The Term Natural Increase Defined

"Natural increase" is a term used in economics, geography, sociology and population studies. In simplest terms, it is the birth rate minus the death rate. Birth rate in this context almost always refers to the annual number of births per thousand in a given population.

Death rate is defined the same way, as the annual number of deaths per thousand in a given population.

Because the term is always defined in terms of a given rate of birth minus a given rate of death, "natural increase" is itself a rate, i. e., the rate of net increase in births over deaths.  It is also a ratio, where the birth rate in a specified period is the numerator and the death rate in the same period is the denominator. 

The term is often referred to by its acronym, RNI (Rate of Natural Increase). Note also that an RNI rate can be negative if a population is in decline, i. e., is actually a rate of natural decrease. 

What is Natural?

How population increases acquired the qualification "natural" is information lost over time, but probably originated with Malthus, the early economist who first proposed a math-based theory of population growth in his Essay on the Principle of Population (1798).

Basing his conclusions on his studies of plants, Malthus proposed an alarming "natural" rate of population growth, proposing that human populations increased exponentially -- meaning that they double and redouble to infinity -- in contrast the arithmetic progression of food growth.

The difference between the two growth rates as Malthus proposed it, would inevitably end in disaster, a future where human populations would starve to death.

To avoid this disaster, Malthus proposed "moral restraint," that is, the humans marry late in life and only when they clearly have the economic resources to support a family.

Malthus study of natural population growth was a welcome investigation into a subject that had never before been systematically studied. Essay on the Principle of Population remains a valuable historic document. It turns out, however, that his conclusions were somewhere between "not exactly right," and "totally wrong." He predicted that within 200 years of his writings the world population would have increased to about 256 billion, but that increases in food supply would then support only nine billion. But in the year 2,000, the world population was only a little over six billion. A significant portion of that population was underfed and starvation remained and remains a significant world problem, but the starvation rate never approached the drastic 96 percent starvation rate Malthus proposed.
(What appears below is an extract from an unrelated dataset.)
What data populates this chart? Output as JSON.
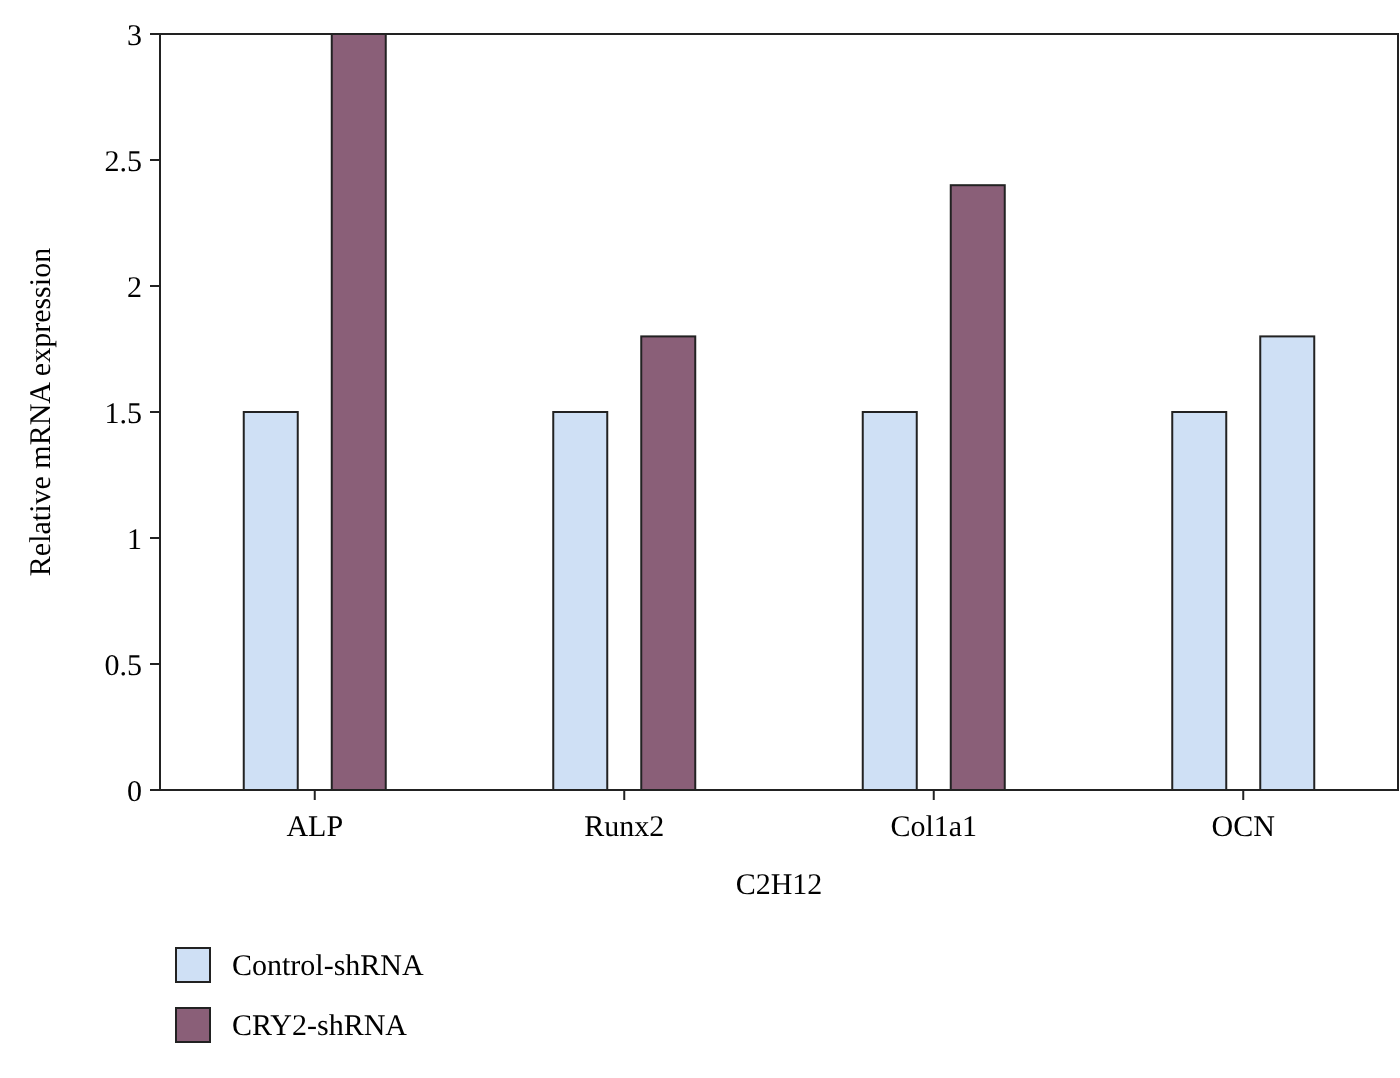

His conclusions "weren't exactly right" in the sense that the "natural increase" Malthus proposed could exist and actually might exist in the absence of factors he didn't take into account, the most significant of them being the phenomenon studied soon after by Darwin, who noted that populations are in competition with one another -- there is a battle for survival going on everywhere in the natural world (of which we are a part) and absent deliberate remedies, only the fittest survive.